Association Between Specificity of Sulfonylureas to Cardiac Mitochondrial KATP Channels and the Risk of Major Adverse Cardiovascular Events in Type 2 Diabetes
RESEARCH DESIGN AND METHODS: Using the Taiwan nationwide healthcare claims database, patients with type 2 diabetes initiating sulfonylurea monotherapy between 2007 and 2016 were included in the cohort study. 33,727 new mitoKATP channel-high affinity (glyburide and glipizide) and low affinity (gliclazide and glimepiride) sulfonylurea users, respectively, were identified after 1:1 propensity score matching. Cox proportional hazard models were used to estimate adjusted hazard ratio (aHRs) and 95% confidence interval (CI).

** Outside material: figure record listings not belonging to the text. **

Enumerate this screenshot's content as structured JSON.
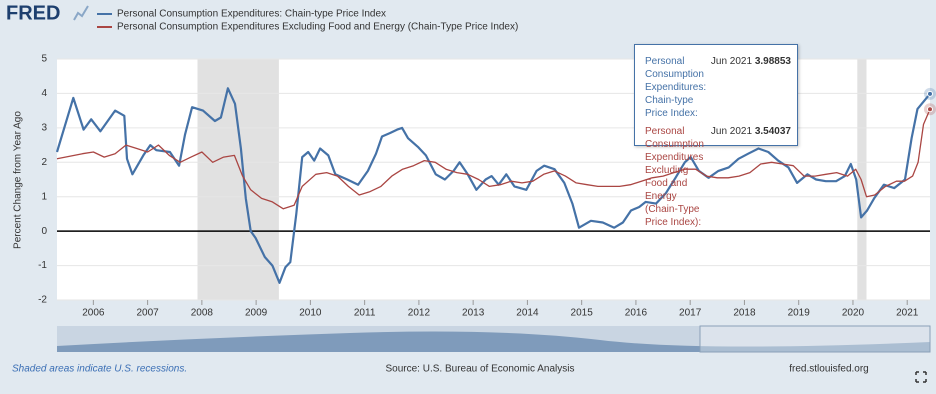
{
  "chart_data": {
    "type": "line",
    "logo": "FRED",
    "y_label": "Percent Change from Year Ago",
    "note": "Shaded areas indicate U.S. recessions.",
    "source": "Source: U.S. Bureau of Economic Analysis",
    "site": "fred.stlouisfed.org",
    "xlim": [
      2005.33,
      2021.42
    ],
    "xticks": [
      2006,
      2007,
      2008,
      2009,
      2010,
      2011,
      2012,
      2013,
      2014,
      2015,
      2016,
      2017,
      2018,
      2019,
      2020,
      2021
    ],
    "ylim": [
      -2,
      5
    ],
    "yticks": [
      -2,
      -1,
      0,
      1,
      2,
      3,
      4,
      5
    ],
    "grid": true,
    "recessions": [
      [
        2007.92,
        2009.42
      ],
      [
        2020.08,
        2020.25
      ]
    ],
    "recession_color": "#e1e1e1",
    "series": [
      {
        "name": "Personal Consumption Expenditures: Chain-type Price Index",
        "color": "#4572a7",
        "x": [
          2005.33,
          2005.63,
          2005.82,
          2005.96,
          2006.13,
          2006.4,
          2006.57,
          2006.62,
          2006.72,
          2006.92,
          2007.05,
          2007.16,
          2007.41,
          2007.58,
          2007.69,
          2007.82,
          2008.02,
          2008.24,
          2008.35,
          2008.48,
          2008.61,
          2008.72,
          2008.81,
          2008.9,
          2008.99,
          2009.16,
          2009.3,
          2009.43,
          2009.54,
          2009.63,
          2009.74,
          2009.85,
          2009.96,
          2010.07,
          2010.18,
          2010.33,
          2010.46,
          2010.68,
          2010.88,
          2011.06,
          2011.21,
          2011.32,
          2011.47,
          2011.6,
          2011.69,
          2011.8,
          2011.98,
          2012.13,
          2012.31,
          2012.48,
          2012.64,
          2012.75,
          2012.9,
          2013.06,
          2013.23,
          2013.34,
          2013.47,
          2013.61,
          2013.76,
          2013.98,
          2014.17,
          2014.31,
          2014.5,
          2014.68,
          2014.83,
          2014.95,
          2015.17,
          2015.39,
          2015.6,
          2015.76,
          2015.91,
          2016.06,
          2016.18,
          2016.37,
          2016.55,
          2016.73,
          2016.9,
          2017.01,
          2017.16,
          2017.34,
          2017.52,
          2017.71,
          2017.89,
          2018.07,
          2018.26,
          2018.44,
          2018.62,
          2018.81,
          2018.97,
          2019.16,
          2019.32,
          2019.5,
          2019.69,
          2019.85,
          2019.96,
          2020.06,
          2020.15,
          2020.26,
          2020.39,
          2020.57,
          2020.76,
          2020.96,
          2021.08,
          2021.19,
          2021.42
        ],
        "values": [
          2.3,
          3.87,
          2.95,
          3.25,
          2.9,
          3.5,
          3.35,
          2.1,
          1.65,
          2.2,
          2.5,
          2.35,
          2.3,
          1.9,
          2.8,
          3.6,
          3.5,
          3.2,
          3.3,
          4.15,
          3.7,
          2.4,
          0.95,
          0,
          -0.2,
          -0.75,
          -1.0,
          -1.5,
          -1.05,
          -0.9,
          0.5,
          2.15,
          2.3,
          2.05,
          2.4,
          2.2,
          1.65,
          1.5,
          1.35,
          1.75,
          2.25,
          2.75,
          2.85,
          2.95,
          3.0,
          2.7,
          2.45,
          2.2,
          1.65,
          1.5,
          1.75,
          2.0,
          1.65,
          1.2,
          1.5,
          1.6,
          1.35,
          1.65,
          1.3,
          1.2,
          1.75,
          1.9,
          1.8,
          1.4,
          0.8,
          0.1,
          0.3,
          0.25,
          0.1,
          0.25,
          0.6,
          0.7,
          0.85,
          0.8,
          1.1,
          1.55,
          2.0,
          2.15,
          1.75,
          1.55,
          1.75,
          1.85,
          2.1,
          2.25,
          2.4,
          2.3,
          2.05,
          1.85,
          1.4,
          1.65,
          1.5,
          1.45,
          1.45,
          1.6,
          1.95,
          1.5,
          0.4,
          0.6,
          0.95,
          1.35,
          1.25,
          1.5,
          2.7,
          3.55,
          3.98853
        ]
      },
      {
        "name": "Personal Consumption Expenditures Excluding Food and Energy (Chain-Type Price Index)",
        "color": "#aa4643",
        "x": [
          2005.33,
          2005.8,
          2006.0,
          2006.2,
          2006.4,
          2006.6,
          2006.8,
          2007.0,
          2007.2,
          2007.4,
          2007.6,
          2007.8,
          2008.0,
          2008.2,
          2008.4,
          2008.6,
          2008.75,
          2008.9,
          2009.1,
          2009.3,
          2009.5,
          2009.7,
          2009.85,
          2010.1,
          2010.3,
          2010.5,
          2010.7,
          2010.9,
          2011.1,
          2011.3,
          2011.5,
          2011.7,
          2011.9,
          2012.1,
          2012.3,
          2012.5,
          2012.7,
          2012.9,
          2013.1,
          2013.3,
          2013.5,
          2013.7,
          2013.9,
          2014.1,
          2014.3,
          2014.5,
          2014.7,
          2014.9,
          2015.1,
          2015.3,
          2015.5,
          2015.7,
          2015.9,
          2016.1,
          2016.3,
          2016.5,
          2016.7,
          2016.9,
          2017.1,
          2017.3,
          2017.5,
          2017.7,
          2017.9,
          2018.1,
          2018.3,
          2018.5,
          2018.7,
          2018.9,
          2019.1,
          2019.3,
          2019.5,
          2019.7,
          2019.9,
          2020.05,
          2020.15,
          2020.25,
          2020.4,
          2020.6,
          2020.8,
          2020.95,
          2021.1,
          2021.2,
          2021.3,
          2021.42
        ],
        "values": [
          2.1,
          2.25,
          2.3,
          2.15,
          2.25,
          2.5,
          2.4,
          2.3,
          2.5,
          2.2,
          2.0,
          2.15,
          2.3,
          2.0,
          2.15,
          2.2,
          1.6,
          1.2,
          0.95,
          0.85,
          0.65,
          0.75,
          1.3,
          1.65,
          1.7,
          1.6,
          1.3,
          1.05,
          1.15,
          1.3,
          1.6,
          1.8,
          1.9,
          2.05,
          2.0,
          1.8,
          1.7,
          1.65,
          1.5,
          1.3,
          1.35,
          1.45,
          1.4,
          1.45,
          1.65,
          1.75,
          1.6,
          1.4,
          1.35,
          1.3,
          1.3,
          1.3,
          1.35,
          1.45,
          1.55,
          1.6,
          1.7,
          1.8,
          1.8,
          1.6,
          1.55,
          1.55,
          1.6,
          1.7,
          1.95,
          2.0,
          1.95,
          1.9,
          1.6,
          1.6,
          1.65,
          1.7,
          1.6,
          1.8,
          1.5,
          1.0,
          1.05,
          1.3,
          1.45,
          1.45,
          1.6,
          2.0,
          3.1,
          3.54037
        ]
      }
    ],
    "tooltip": {
      "date": "Jun 2021",
      "labels": [
        "Personal Consumption Expenditures: Chain-type Price Index:",
        "Personal Consumption Expenditures Excluding Food and Energy (Chain-Type Price Index):"
      ]
    }
  }
}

RESULTS: MitoKATP channel-high affinity sulfonylureas were associated with a significantly increased risk of three-point MACEs (aHR, 1.21 [95% CI, 1.03–1.44]), ischemic stroke (aHR, 1.23 [95% CI, 1.02-1.50]), and cardiovascular death (aHR, 2.61 [95% CI, 1.31–5.20]) but not with that of MI (aHR, 1.04 [95% CI, 0.75-1.46]). The duration-response analyses revealed the highest MACE risk to be within 90 days of therapy (aHR, 4.67 [95% CI, 3.61-6.06]).
CONCLUSIONS: Cardiac mitoKATP channel-high affinity sulfonylureas were associated with an increased MACE risk compared with low affinity sulfonylureas in a nationwide population with diabetes.